I know I've mentioned this before..but yesterday his best friend asked in front of all of us if we're dating yet and he said no...which has happened before but that was with the roommate... This was in front of everyone: his friends, their wives...the closest people to him.

 

In a couple weeks it will be 3 months that we have been "together" this way. I talked to one of his other best friends in private about this and he told me not to worry. He's said that he's never seen my guy bring around any girl besides me. He told me to relax and not worry, and he thinks the conversation/question is gonna come up in time, but not to rush it. He said he's only ever known my guy as single, he hasn't been with someone in a long time but he never knew him when he ever had a girlfriend, so it could be a number of reasons. That's just what the guy friend said.

His wife on the other hand said that personally she would be upset and have the conversation with him about defining what we are and knowing if I'm his girlfriend or not.

 

I think I believe his best guy friend. I can't imagine it not coming up soon but at the same time I wish I knew WHY it was taking so long, but I guess that's a question to ask when we have the conversation.

 

I know that he is a genuine person and that what we have is real, but I'm on both sides of how I feel. With every other boyfriend I've had (they were all horrible people) they snatched me up quick and it was official within the first month or so.

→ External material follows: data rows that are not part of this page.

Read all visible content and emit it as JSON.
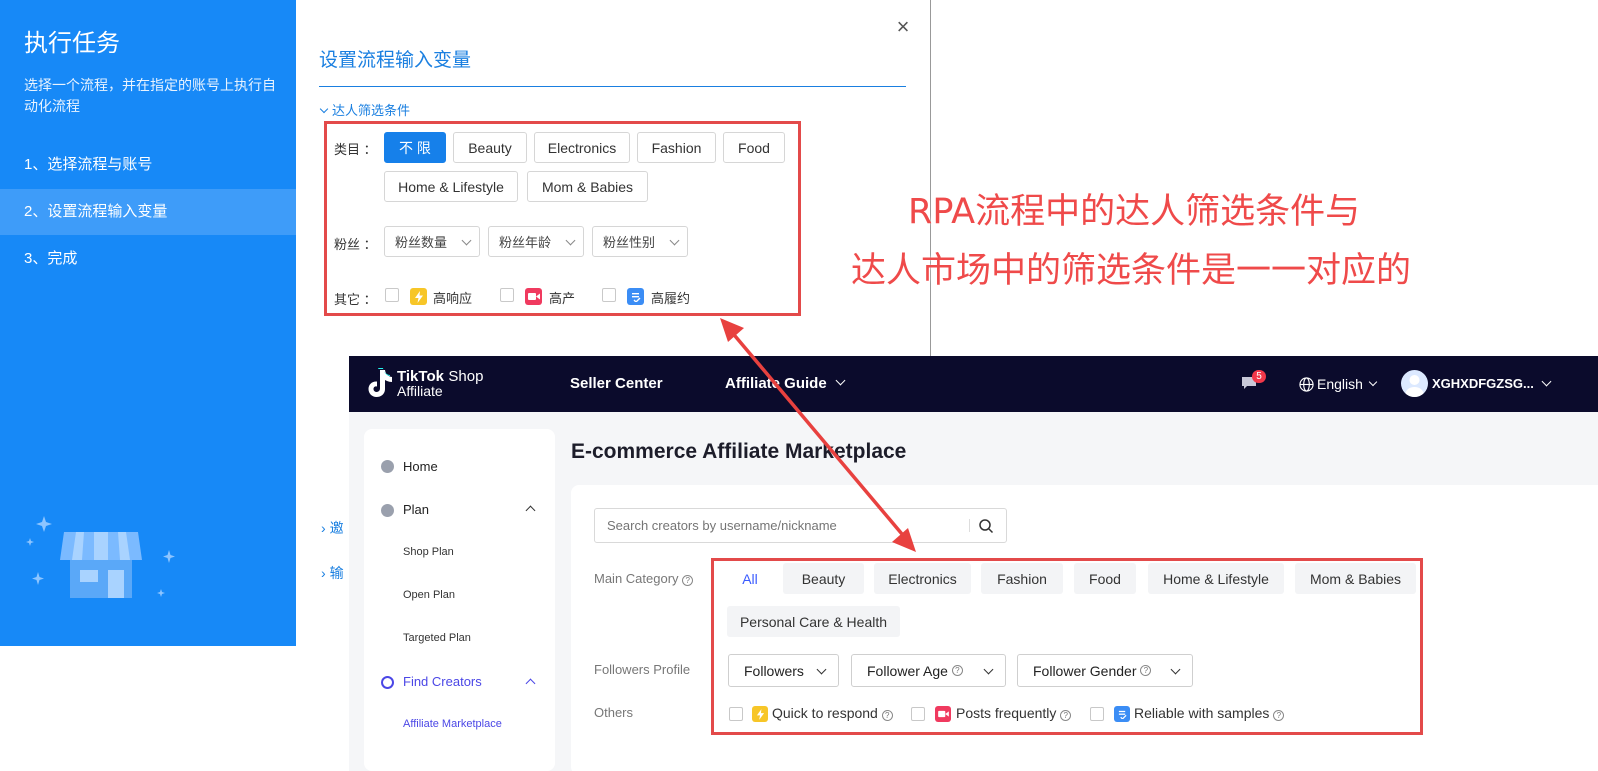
{
  "wizard": {
    "title": "执行任务",
    "description": "选择一个流程，并在指定的账号上执行自动化流程",
    "steps": [
      "1、选择流程与账号",
      "2、设置流程输入变量",
      "3、完成"
    ],
    "active_step": 1
  },
  "dialog": {
    "title": "设置流程输入变量",
    "close_symbol": "×",
    "section": "达人筛选条件",
    "category_label": "类目 ：",
    "categories": [
      "不 限",
      "Beauty",
      "Electronics",
      "Fashion",
      "Food",
      "Home & Lifestyle",
      "Mom & Babies"
    ],
    "fans_label": "粉丝 ：",
    "fans_selects": [
      "粉丝数量",
      "粉丝年龄",
      "粉丝性别"
    ],
    "other_label": "其它 ：",
    "others": [
      "高响应",
      "高产",
      "高履约"
    ],
    "peek_items": [
      "邀",
      "输"
    ]
  },
  "annotation": {
    "line1": "RPA流程中的达人筛选条件与",
    "line2": "达人市场中的筛选条件是一一对应的",
    "color": "#ef4a4a"
  },
  "tiktok": {
    "logo_brand": "TikTok",
    "logo_shop": "Shop",
    "logo_affiliate": "Affiliate",
    "nav": [
      "Seller Center",
      "Affiliate Guide"
    ],
    "notification_count": "5",
    "language": "English",
    "account": "XGHXDFGZSG...",
    "sidebar": {
      "home": "Home",
      "plan": "Plan",
      "plan_items": [
        "Shop Plan",
        "Open Plan",
        "Targeted Plan"
      ],
      "find_creators": "Find Creators",
      "find_items": [
        "Affiliate Marketplace"
      ]
    },
    "page_title": "E-commerce Affiliate Marketplace",
    "search_placeholder": "Search creators by username/nickname",
    "main_category_label": "Main Category",
    "categories": [
      "All",
      "Beauty",
      "Electronics",
      "Fashion",
      "Food",
      "Home & Lifestyle",
      "Mom & Babies",
      "Personal Care & Health"
    ],
    "followers_label": "Followers Profile",
    "followers_dropdowns": [
      "Followers",
      "Follower Age",
      "Follower Gender"
    ],
    "others_label": "Others",
    "others": [
      "Quick to respond",
      "Posts frequently",
      "Reliable with samples"
    ]
  }
}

I keep thinking maybe it's a sign things will last once we are official, but I don't know what would change from what we are now, to what would be besides the title.

I wish he would ask, but should I just not worry and be patient?

A lot of people have labels quickly these days so that's probably why I feel the need to hurry.

 

He always says "we" in conversation with everyone we're around.. We do everything as a couple, there's no hiding anything, no other people we're seeing on the side, etc.

 

Could someone help me decode maybe what might be going on or why it would take 3 months to be his girlfriend? We're still in month 2 as of the next couple weeks.